In 2010, we welcomed our biological daughter Hannah into the world.
I enjoyed a healthy and happy pregnancy punctuated by a planned c-section due to my short stature. We embarked on pregnancy with the knowledge that there was a 75% chance that Hannah would inherit one or both of our OI genes. We were fully confident in our ability to carry over our knowledge about living with OI to parenting a child with OI. We did fear the 25% chance within those odds that our baby would inherit both OI genes. This is called double dominance and doesn’t result in survival. At around 16 weeks, we learned that Hannah was not double dominant. Shortly after birth, we were also confident she did not have OI. We are a proud mixed-ability household that views disability as just a part of our family’s culture.

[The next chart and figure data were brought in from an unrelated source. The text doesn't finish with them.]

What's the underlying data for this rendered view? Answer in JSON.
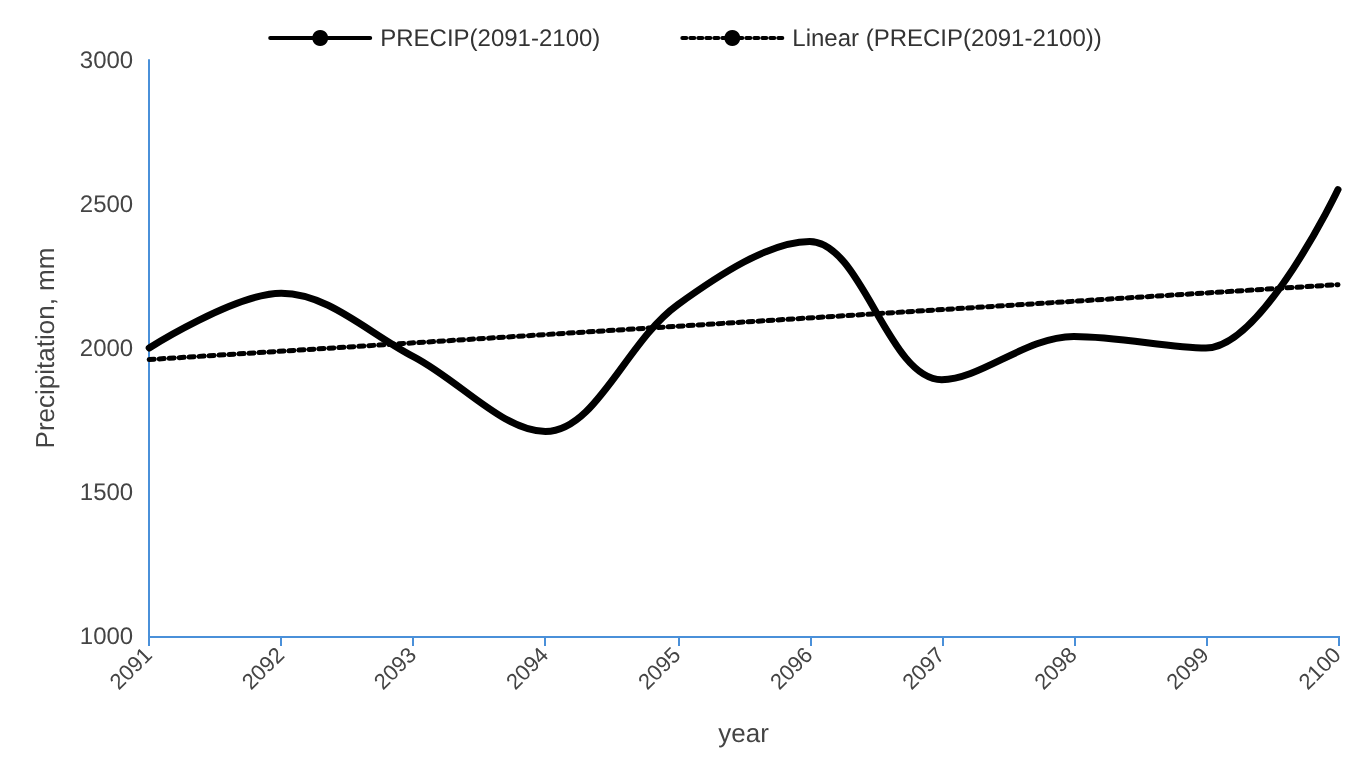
{
  "chart_data": {
    "type": "line",
    "xlabel": "year",
    "ylabel": "Precipitation, mm",
    "x": [
      2091,
      2092,
      2093,
      2094,
      2095,
      2096,
      2097,
      2098,
      2099,
      2100
    ],
    "series": [
      {
        "name": "PRECIP(2091-2100)",
        "color": "#000000",
        "values": [
          2000,
          2190,
          1970,
          1710,
          2150,
          2370,
          1890,
          2040,
          2000,
          2550
        ],
        "line_style": "solid"
      },
      {
        "name": "Linear (PRECIP(2091-2100))",
        "color": "#000000",
        "x": [
          2091,
          2100
        ],
        "values": [
          1960,
          2220
        ],
        "line_style": "dotted"
      }
    ],
    "xlim": [
      2091,
      2100
    ],
    "xticks": [
      2091,
      2092,
      2093,
      2094,
      2095,
      2096,
      2097,
      2098,
      2099,
      2100
    ],
    "ylim": [
      1000,
      3000
    ],
    "yticks": [
      1000,
      1500,
      2000,
      2500,
      3000
    ],
    "grid": false,
    "legend": "top",
    "marker": "none"
  }
}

We knew we wanted more children and my husband and I had both grown up with thoughts of adoption. Perhaps it was related to our own questions about whether biological parenthood was possible or the lack of examples of other parents like us. Yet again, I’m appreciative that we’ve never been bound by expectations assigned to those without disabilities. When you don’t know what a family like ours should look like or should do, you make up your own rules!
We connected to other parents with disabilities who had adopted and learned about programs that had welcomed this aspect of diversity. We asked about travel. While many people are wary of squatty potties, adding a wheelchair to the terrain in other countries is another dimension of challenging! We learned that it was difficult but possible. With what I imagine is the same pounding heart and lump in the throat shared by other adoptive parents, we took the plunge and locked our son’s file. Eli is 7-years-old and has a different type of dwarfism from our OI. He has achondroplasia. I was initially fearful to add adopting out of age order to our long list of relatively unique circumstances, but I’m so thankful we trusted that little voice saying, “You can do this!”

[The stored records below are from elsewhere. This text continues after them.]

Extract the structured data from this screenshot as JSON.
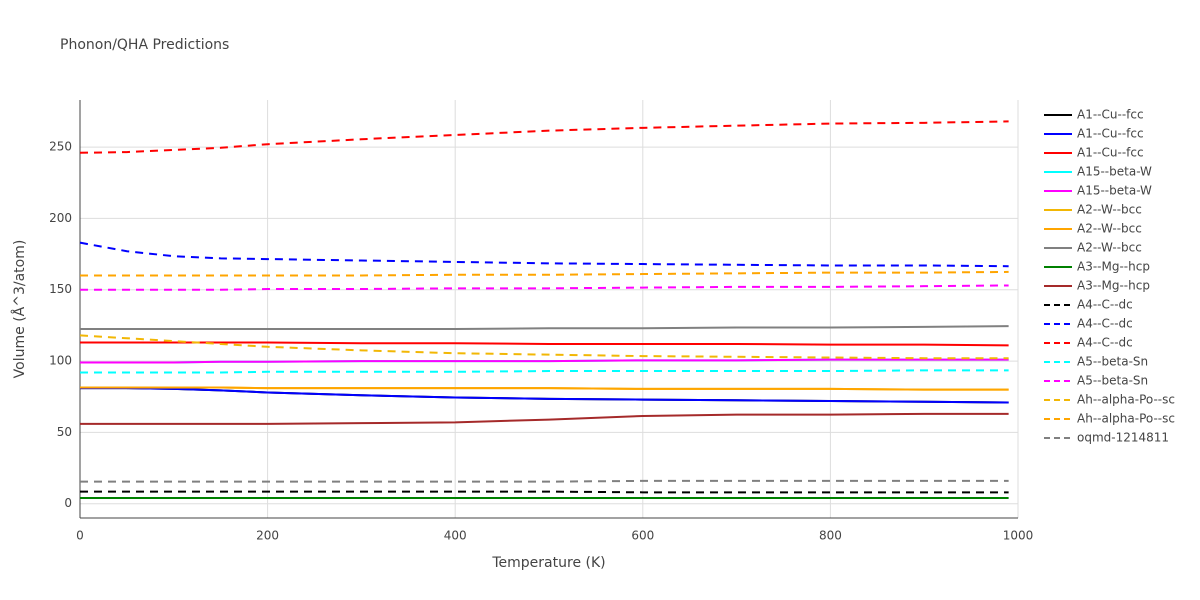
{
  "chart_data": {
    "type": "line",
    "title": "Phonon/QHA Predictions",
    "x_label": "Temperature (K)",
    "y_label": "Volume (Å^3/atom)",
    "x": [
      0,
      50,
      100,
      150,
      200,
      300,
      400,
      500,
      600,
      700,
      800,
      900,
      990
    ],
    "xlim": [
      0,
      1000
    ],
    "xticks": [
      0,
      200,
      400,
      600,
      800,
      1000
    ],
    "ylim": [
      -10,
      283
    ],
    "yticks": [
      0,
      50,
      100,
      150,
      200,
      250
    ],
    "grid": true,
    "legend": "right",
    "series": [
      {
        "name": "A1--Cu--fcc",
        "color": "#000000",
        "dash": "solid",
        "values": [
          81,
          81,
          80.5,
          79.5,
          78,
          76,
          74.5,
          73.5,
          73,
          72.5,
          72,
          71.5,
          71
        ]
      },
      {
        "name": "A1--Cu--fcc",
        "color": "#0000ff",
        "dash": "solid",
        "values": [
          81,
          81,
          80.5,
          79.5,
          78,
          76,
          74.5,
          73.5,
          73,
          72.5,
          72,
          71.5,
          71
        ]
      },
      {
        "name": "A1--Cu--fcc",
        "color": "#ff0000",
        "dash": "solid",
        "values": [
          113,
          113,
          113,
          113,
          113,
          112.5,
          112.5,
          112,
          112,
          112,
          111.5,
          111.5,
          111
        ]
      },
      {
        "name": "A15--beta-W",
        "color": "#00ffff",
        "dash": "solid",
        "values": [
          99,
          99,
          99,
          99.5,
          99.5,
          100,
          100,
          100,
          100.5,
          100.5,
          101,
          101,
          101
        ]
      },
      {
        "name": "A15--beta-W",
        "color": "#ff00ff",
        "dash": "solid",
        "values": [
          99,
          99,
          99,
          99.5,
          99.5,
          100,
          100,
          100,
          100.5,
          100.5,
          101,
          101,
          101
        ]
      },
      {
        "name": "A2--W--bcc",
        "color": "#f2b705",
        "dash": "solid",
        "values": [
          81.5,
          81.5,
          81.5,
          81.5,
          81,
          81,
          81,
          81,
          80.5,
          80.5,
          80.5,
          80,
          80
        ]
      },
      {
        "name": "A2--W--bcc",
        "color": "#ffa500",
        "dash": "solid",
        "values": [
          81.5,
          81.5,
          81.5,
          81.5,
          81,
          81,
          81,
          81,
          80.5,
          80.5,
          80.5,
          80,
          80
        ]
      },
      {
        "name": "A2--W--bcc",
        "color": "#808080",
        "dash": "solid",
        "values": [
          122.5,
          122.5,
          122.5,
          122.5,
          122.5,
          122.5,
          122.5,
          123,
          123,
          123.5,
          123.5,
          124,
          124.5
        ]
      },
      {
        "name": "A3--Mg--hcp",
        "color": "#008000",
        "dash": "solid",
        "values": [
          4,
          4,
          4,
          4,
          4,
          4,
          4,
          4,
          4,
          4,
          4,
          4,
          4
        ]
      },
      {
        "name": "A3--Mg--hcp",
        "color": "#a52a2a",
        "dash": "solid",
        "values": [
          56,
          56,
          56,
          56,
          56,
          56.5,
          57,
          59,
          61.5,
          62.5,
          62.5,
          63,
          63
        ]
      },
      {
        "name": "A4--C--dc",
        "color": "#000000",
        "dash": "dash",
        "values": [
          8.5,
          8.5,
          8.5,
          8.5,
          8.5,
          8.5,
          8.5,
          8.5,
          8,
          8,
          8,
          8,
          8
        ]
      },
      {
        "name": "A4--C--dc",
        "color": "#0000ff",
        "dash": "dash",
        "values": [
          183,
          177,
          173.5,
          172,
          171.5,
          170.5,
          169.5,
          168.5,
          168,
          167.5,
          167,
          167,
          166.5
        ]
      },
      {
        "name": "A4--C--dc",
        "color": "#ff0000",
        "dash": "dash",
        "values": [
          246,
          246.5,
          248,
          249.5,
          252,
          255.5,
          258.5,
          261.5,
          263.5,
          265,
          266.5,
          267,
          268
        ]
      },
      {
        "name": "A5--beta-Sn",
        "color": "#00ffff",
        "dash": "dash",
        "values": [
          92,
          92,
          92,
          92,
          92.5,
          92.5,
          92.5,
          93,
          93,
          93,
          93,
          93.5,
          93.5
        ]
      },
      {
        "name": "A5--beta-Sn",
        "color": "#ff00ff",
        "dash": "dash",
        "values": [
          150,
          150,
          150,
          150,
          150.5,
          150.5,
          151,
          151,
          151.5,
          152,
          152,
          152.5,
          153
        ]
      },
      {
        "name": "Ah--alpha-Po--sc",
        "color": "#f2b705",
        "dash": "dash",
        "values": [
          118,
          116,
          114,
          112,
          110,
          107.5,
          105.5,
          104.5,
          103.5,
          103,
          102.5,
          102,
          102
        ]
      },
      {
        "name": "Ah--alpha-Po--sc",
        "color": "#ffa500",
        "dash": "dash",
        "values": [
          160,
          160,
          160,
          160,
          160,
          160,
          160.5,
          160.5,
          161,
          161.5,
          162,
          162,
          162.5
        ]
      },
      {
        "name": "oqmd-1214811",
        "color": "#808080",
        "dash": "dash",
        "values": [
          15.5,
          15.5,
          15.5,
          15.5,
          15.5,
          15.5,
          15.5,
          15.5,
          16,
          16,
          16,
          16,
          16
        ]
      }
    ]
  }
}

He needed us and we now know, we needed him.
We brought Eli home just two and a half short months ago! This is our first picture:
And here here’s Eli meeting his sister:
Throughout the entirety of the process, China was an exceptionally welcoming country to our family. Our documentation clarified that our disability doesn’t negate our overall excellent general health. In fact, our disability makes us even more equipped to parent our son. From the start, we’ve celebrated his membership to local support groups and made connections to medical experts familiar with his dwarfism. Our years of advocacy experience combined with the knowledge of living as people with disabilities continue to be an asset to the adjustment process.
Adoption is far from easy for any family. “When will you start your home study?” will probably never be one of the first questions asked at a wedding shower. It’s not the typical path and that’s OK. For those that have shared this journey, we know the unending beauty in building a family through adoption. We aren’t the typical family. Our differences have opened our hearts and our worlds to experiences we never dreamed possible. I’m thankful we took the leaps no one expected and wrote our own story.